De aanwezigheid van een Hindoestaanse bij het familiegraf in Diemen was volgens hem ‘een aanfluiting’, een rassenschande.
Ook een ander kopstuk in het donkerbruine vaderlandse wereldje nam publiekelijk afscheid van de na een kort ziekbed gestorven Zaandammer. De leider van de Volksnationalisten Nederland, Wim Beaux, noemde L. een voorbeeld voor jong en oud. “Hij was met het nationalisme vervlochten, het zich inzetten voor onze eigenheid, taal en cultuur was zijn leven.” Met Carl L. werd een be- en erkend rechts-extremist ten grave gedragen, zoveel werd duidelijk. Dat zijn familie diens neonazistische vriendenkring bij de uitvaart weerde stak velen van hen. Ze hadden hem daar graag hun eer betoond.
Nationale Jeugdstorm
Carl Ernst Friedrich L. en zijn broer Jan kwamen op 24 september 1919 ter wereld in Amsterdam-Oost. Hun ouders voedden hen zeer nationalistisch op: de zoons dienden vooral trots te zijn op hun vaderland en te genieten van liederen als ‘Waar de blanke top der duinen’. Na de lagere school bezocht de tweeling de Amstelschool, een mulo. Toen al etaleerden ze hun politieke voorkeur. Het onafscheidelijke duo werd, enthousiast gemaakt door een jeugdvriendje, lid van de Nationale Jeugdstorm, de Nederlandse variant van de Hitlerjugend. Jan en Carl kregen nummer 62 en 63 van de NJS-afdeling. Hun oud-klasgenoot Max Lewin over de tweeling: “Die kwamen met een baret op naar school.” Carl vertelde (anoniem) in de Haagse Post van 22 december 1984: “Ik herinner me nog goed dat prins Bernhard en prinses Juliana verloofden [8 september 1936], er was een groot defilé op de Dam. De padvinderij en allerlei Oranjeverenigingen trokken al vlaggetjes zwaaiend in een prettige wanorde langs het bordes. Plotseling hoorde je hoorngeschal en trommels en werd het doodstil; daar marcheerde de Jeugdstorm, je zag prachtige vlaggen, oranje met een stormmeeuw erop.” Hij was op dat moment 16 jaar oud.

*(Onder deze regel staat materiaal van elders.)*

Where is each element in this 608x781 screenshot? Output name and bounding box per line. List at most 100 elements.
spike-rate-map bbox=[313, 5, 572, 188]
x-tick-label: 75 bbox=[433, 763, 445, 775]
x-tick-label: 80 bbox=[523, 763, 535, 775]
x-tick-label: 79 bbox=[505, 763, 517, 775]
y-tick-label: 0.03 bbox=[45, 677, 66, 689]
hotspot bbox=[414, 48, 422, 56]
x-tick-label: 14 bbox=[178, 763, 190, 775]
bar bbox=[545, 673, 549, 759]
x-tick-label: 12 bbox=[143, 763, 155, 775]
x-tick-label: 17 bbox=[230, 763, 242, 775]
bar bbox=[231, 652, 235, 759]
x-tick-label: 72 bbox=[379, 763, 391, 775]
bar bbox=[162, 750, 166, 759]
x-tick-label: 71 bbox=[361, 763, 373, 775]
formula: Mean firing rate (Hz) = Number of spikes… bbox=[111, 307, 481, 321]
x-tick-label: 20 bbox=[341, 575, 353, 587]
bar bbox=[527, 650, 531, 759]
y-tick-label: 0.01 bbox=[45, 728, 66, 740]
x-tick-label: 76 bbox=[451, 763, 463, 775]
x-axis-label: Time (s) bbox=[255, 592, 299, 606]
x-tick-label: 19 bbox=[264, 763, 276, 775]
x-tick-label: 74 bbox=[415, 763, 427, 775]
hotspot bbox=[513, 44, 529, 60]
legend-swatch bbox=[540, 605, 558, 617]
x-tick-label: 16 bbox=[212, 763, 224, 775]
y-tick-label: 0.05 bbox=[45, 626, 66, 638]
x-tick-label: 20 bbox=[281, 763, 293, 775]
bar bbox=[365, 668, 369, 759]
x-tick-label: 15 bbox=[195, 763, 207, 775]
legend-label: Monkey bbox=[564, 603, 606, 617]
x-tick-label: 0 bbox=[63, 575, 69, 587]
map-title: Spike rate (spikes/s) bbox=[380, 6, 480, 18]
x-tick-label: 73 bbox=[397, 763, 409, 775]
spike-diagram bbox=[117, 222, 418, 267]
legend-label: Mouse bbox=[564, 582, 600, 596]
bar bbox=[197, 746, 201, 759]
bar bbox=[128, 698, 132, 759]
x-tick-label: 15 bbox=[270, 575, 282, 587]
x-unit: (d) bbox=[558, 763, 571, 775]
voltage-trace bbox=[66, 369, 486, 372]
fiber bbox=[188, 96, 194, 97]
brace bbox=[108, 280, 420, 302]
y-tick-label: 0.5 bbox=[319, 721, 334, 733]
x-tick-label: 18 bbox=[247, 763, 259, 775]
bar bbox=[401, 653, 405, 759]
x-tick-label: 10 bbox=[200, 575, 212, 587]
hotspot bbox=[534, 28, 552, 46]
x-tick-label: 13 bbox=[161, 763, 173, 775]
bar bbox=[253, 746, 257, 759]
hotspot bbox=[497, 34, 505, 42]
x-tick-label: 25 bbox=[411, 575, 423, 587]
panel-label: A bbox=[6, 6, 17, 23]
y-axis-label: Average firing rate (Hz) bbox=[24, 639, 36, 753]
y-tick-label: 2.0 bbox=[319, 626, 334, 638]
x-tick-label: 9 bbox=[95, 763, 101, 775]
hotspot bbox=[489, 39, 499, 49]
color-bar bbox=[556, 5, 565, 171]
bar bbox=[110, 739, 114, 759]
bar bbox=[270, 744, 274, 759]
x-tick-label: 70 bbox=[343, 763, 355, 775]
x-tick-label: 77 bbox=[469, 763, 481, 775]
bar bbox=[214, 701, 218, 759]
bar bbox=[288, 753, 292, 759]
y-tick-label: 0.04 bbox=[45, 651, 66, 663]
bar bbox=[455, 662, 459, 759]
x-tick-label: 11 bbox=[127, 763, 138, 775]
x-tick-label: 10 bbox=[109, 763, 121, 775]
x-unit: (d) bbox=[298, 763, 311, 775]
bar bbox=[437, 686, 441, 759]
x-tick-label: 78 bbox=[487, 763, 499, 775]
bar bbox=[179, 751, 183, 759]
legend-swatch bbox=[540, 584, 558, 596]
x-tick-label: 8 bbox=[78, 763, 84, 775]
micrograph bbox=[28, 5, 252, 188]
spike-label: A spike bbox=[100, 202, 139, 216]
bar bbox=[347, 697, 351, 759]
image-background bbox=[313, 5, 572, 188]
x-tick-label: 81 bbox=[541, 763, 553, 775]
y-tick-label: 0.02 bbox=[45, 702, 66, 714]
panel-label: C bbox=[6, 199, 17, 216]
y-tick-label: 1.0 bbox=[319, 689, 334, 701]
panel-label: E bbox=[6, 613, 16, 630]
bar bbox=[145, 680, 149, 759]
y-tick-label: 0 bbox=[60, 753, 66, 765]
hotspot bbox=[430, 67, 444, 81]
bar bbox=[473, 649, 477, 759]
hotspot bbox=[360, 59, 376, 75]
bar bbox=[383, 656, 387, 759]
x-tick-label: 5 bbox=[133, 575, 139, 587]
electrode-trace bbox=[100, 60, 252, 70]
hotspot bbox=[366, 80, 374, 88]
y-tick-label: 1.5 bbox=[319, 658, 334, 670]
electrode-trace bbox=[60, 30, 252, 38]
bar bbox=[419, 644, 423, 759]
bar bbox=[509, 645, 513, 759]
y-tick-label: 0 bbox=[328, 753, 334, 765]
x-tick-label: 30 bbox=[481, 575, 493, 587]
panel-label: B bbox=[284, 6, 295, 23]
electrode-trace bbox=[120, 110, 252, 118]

‘Daar marcheerde de Jeugdstorm, je zag prachtige vlaggen, oranje met een stormmeeuw erop.’
Waffen-SS
Zodra hij daartoe de vereiste leeftijd had, werd Carl L. lid van de NSB. Hij maakte in 1937 zijn middelbare school af en toen de oorlog uitbrak was hij stuurman. Als dienstplichtige moest hij naar de Grebbeberg, maar onderweg naar die verdedigingslinie werd hij aangehouden. “Toen zagen we de Duitsers binnenkomen; onze ogen vielen open van verbazing, want dàt was een prima gedisciplineerd leger!” De dienstplichtig soldaat kwam heelhuids door de meidagen van 1940 en kreeg een baan op kantoor bij de Zaandamse Artillerie-Inrichtingen. Lang duurde dat werk niet. Vol als hij en zijn broer waren van de Wehrmacht oriënteerden ze zich op de mogelijkheid om toe te treden tot het Duitse leger. L., begin jaren tachtig in een tv-interview met Wim Bosboom (dit keer onder de schuilnaam A.Z. de Munck): “Er zouden nieuwe politietroepen worden opgericht. En die Duitsers, en daar ben ik het mee eens, die waren van mening, dan moest je een sport-, een militaire opleiding krijgen. En die zouden dan plaatsvinden in het kader van de Waffen-SS. Wisten wij veel wat de Waffen-SS was.”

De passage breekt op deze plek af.